Oteu olhar tem qualquer coisa de miúdo, como se tivesses escolhido nunca crescer por completo, apesar dos prémios, do reconhecimento, do apartamento no centro da cidade com porteiro e garagem, de uma vida que te querem impor com regras e golpes de diplomacia e que tu recusas como quem deixa um gelado a meio, porque não te apetece.
Gostei logo do teu ar de índio que sabe negociar a paz com paciência e alguma manha, sentado numa cadeira a espiar-me pelo canto do olho, sem saberes muito bem como chegar até mim e eu ali mesmo ao lado, a pensar o mesmo, a sentir o teu coração a bater pelo meu, só de te ter visto de relance, por mero acaso, no mesmo espaço ao mesmo tempo, o tempo certo para os dois.

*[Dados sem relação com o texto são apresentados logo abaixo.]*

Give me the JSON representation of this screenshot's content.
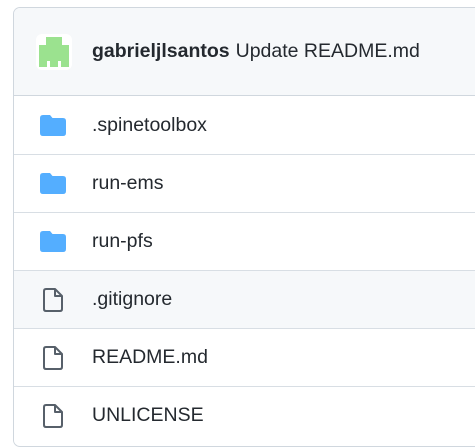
{
  "commit": {
    "author": "gabrieljlsantos",
    "message": "Update README.md",
    "avatar_icon": "identicon-avatar",
    "avatar_color": "#9be28f"
  },
  "folder_color": "#54aeff",
  "file_icon_color": "#57606a",
  "files": [
    {
      "name": ".spinetoolbox",
      "type": "folder",
      "icon": "folder-icon"
    },
    {
      "name": "run-ems",
      "type": "folder",
      "icon": "folder-icon"
    },
    {
      "name": "run-pfs",
      "type": "folder",
      "icon": "folder-icon"
    },
    {
      "name": ".gitignore",
      "type": "file",
      "icon": "file-icon"
    },
    {
      "name": "README.md",
      "type": "file",
      "icon": "file-icon"
    },
    {
      "name": "UNLICENSE",
      "type": "file",
      "icon": "file-icon"
    }
  ]
}
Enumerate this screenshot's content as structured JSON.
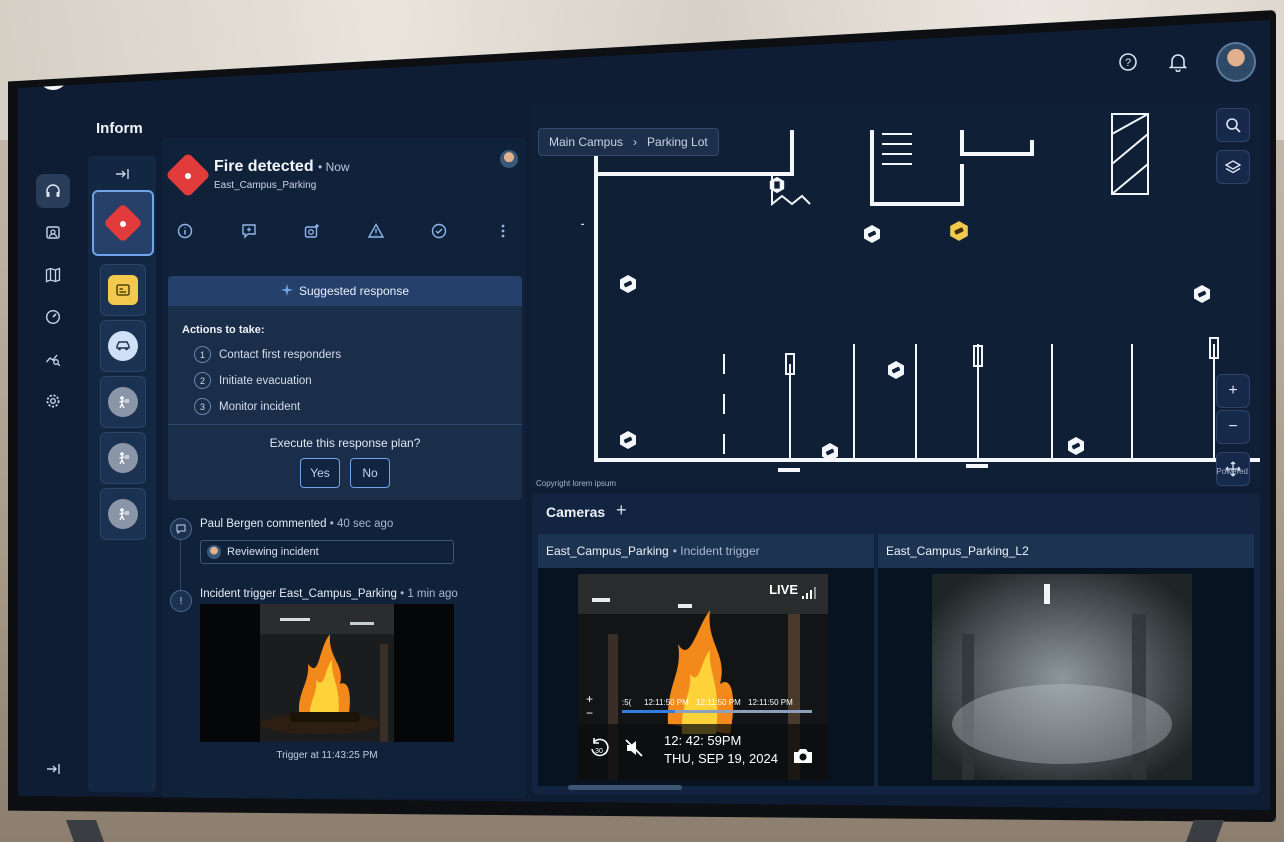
{
  "app": {
    "title": "Inform"
  },
  "header": {
    "help_icon": "help-circle-icon",
    "bell_icon": "bell-icon"
  },
  "rail": {
    "items": [
      {
        "icon": "headset-icon",
        "active": true
      },
      {
        "icon": "person-badge-icon"
      },
      {
        "icon": "map-icon"
      },
      {
        "icon": "gauge-icon"
      },
      {
        "icon": "analytics-search-icon"
      },
      {
        "icon": "gear-icon"
      }
    ],
    "collapse_icon": "collapse-right-icon"
  },
  "incident": {
    "title": "Fire detected",
    "time": "• Now",
    "location": "East_Campus_Parking",
    "actions": [
      "info-icon",
      "add-comment-icon",
      "add-camera-icon",
      "warning-icon",
      "check-circle-icon",
      "more-vertical-icon"
    ]
  },
  "suggested": {
    "title": "Suggested response",
    "actions_label": "Actions to take:",
    "steps": [
      {
        "n": "1",
        "label": "Contact first responders"
      },
      {
        "n": "2",
        "label": "Initiate evacuation"
      },
      {
        "n": "3",
        "label": "Monitor incident"
      }
    ],
    "prompt": "Execute this response plan?",
    "yes": "Yes",
    "no": "No"
  },
  "timeline": {
    "comment": {
      "author": "Paul Bergen commented",
      "time": "• 40 sec ago",
      "text": "Reviewing incident"
    },
    "trigger": {
      "title": "Incident trigger East_Campus_Parking",
      "time": "• 1 min ago",
      "caption": "Trigger at 11:43:25 PM"
    }
  },
  "map": {
    "breadcrumb": [
      "Main Campus",
      "Parking Lot"
    ],
    "copyright": "Copyright lorem ipsum",
    "powered": "Powered",
    "controls": [
      "search-icon",
      "layers-icon"
    ],
    "zoom": [
      "+",
      "−"
    ]
  },
  "cameras": {
    "title": "Cameras",
    "add": "+",
    "tiles": [
      {
        "name": "East_Campus_Parking",
        "status": "• Incident trigger",
        "live": "LIVE",
        "timestamps": [
          ":5(",
          "12:11:50 PM",
          "12:11:50 PM",
          "12:11:50 PM"
        ],
        "time": "12: 42: 59PM",
        "date": "THU, SEP 19, 2024",
        "rewind": "30"
      },
      {
        "name": "East_Campus_Parking_L2"
      }
    ]
  },
  "colors": {
    "accent": "#6fa4e8",
    "alert": "#e23b3b",
    "warning": "#f2c94c",
    "background": "#0e1d33"
  }
}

Não sei há quanto tempo foi, o tempo nunca conta quando se começa uma viagem, não conta o sono porque sobra sempre pouco tempo para dormir, a hora do almoço é empurrada para as quatro e o jantar nunca é antes das dez só para estarmos juntos como dois refugiados que se encontram no caminho e decidem o partilhar o mesmo destino.
Agora olho para trás e percebo que andavas por aí, mas como és discreto e sossegado nunca te consegui ver, mesmo quando me vias por todo o lado. Não sei como não desisti, mas a verdade é que nunca deixei de sonhar, nunca deixei de acreditar que a vida me podia dar o que quero e mereço e se calhar é por isso que as pessoas confiam em mim quando lhes vendo os meus sonhos em folhas cheias de histórias e de desejos.
Estávamos a jantar num restaurante tranquilo, tu tinhas escolhido linguadinhos fritos com arroz malandro e eu iscas com batatas quando te pedi sem te dizer nada para não saíres da minha vida, porque não quero voltar ao caminho dos refugiados, não me apetece desistir, deixar de acreditar, voltar atrás e ter de esquecer o que foi importante, quando tu me disseste, desta vez com palavras, que estavas igual a mim, um bocado farto da solidão povoada, de acordar e fingir que está tudo bem, que é só mais um dia para à noite mergulhares no casulo ao lado onde ninguém te via e tu não vias ninguém.
A vida ensinou-me poucas coisas e com o passar dos anos só aprendi que tudo se desaprende e tudo muda, por isso confio mais em mim do que nos outros e sei que o apego é como uma droga leve, que vai tomando conta de nós todos os dias mais um bocadinho, mas se tudo correr bem, o medo acabará por se ir embora e poderei enfim descansar mesmo durante a viagem, desde que estejas por perto, dessa forma tão sábia e subtil que só tu conheces, como um arroz malandro feito com arte e experiência por uma cozinheira dotada e humilde que nem sabe o quanto é boa.
Mais do que as palavras ditas, e tu dizes poucas e por isso é que as oiço todas, foi o teu olhar de miúdo com o brilho dos dez anos e o sorriso de 12 que me entrou no coração como uma flecha do deus voador senhor das setas doces e fiquei sem resposta, com a garganta a dar nós e laços sozinha.
Não sei quantas formas de amor existem no mundo, mas se os árabes têm 99 nomes diferentes para o mesmo deus, então os homens podem inventar infinitas formas diferentes de amar. E eu quero inventar algumas contigo, sentada à mesa a saborear arroz malandro, a brincar às casinhas ao fim-de-semana, a passear na praia ou em qualquer lugar onde te sintas feliz. O amor tem muitas formas e muitas cores, mas só um segredo o faz resistir à mudança dos mundos e quem sabe se tu, que tens a alma de um chefe índio que ganhou muitas guerras sem ir a batalhas, tens a chave do nosso amor guardada no peito à espera que eu a descubra e a vá buscar.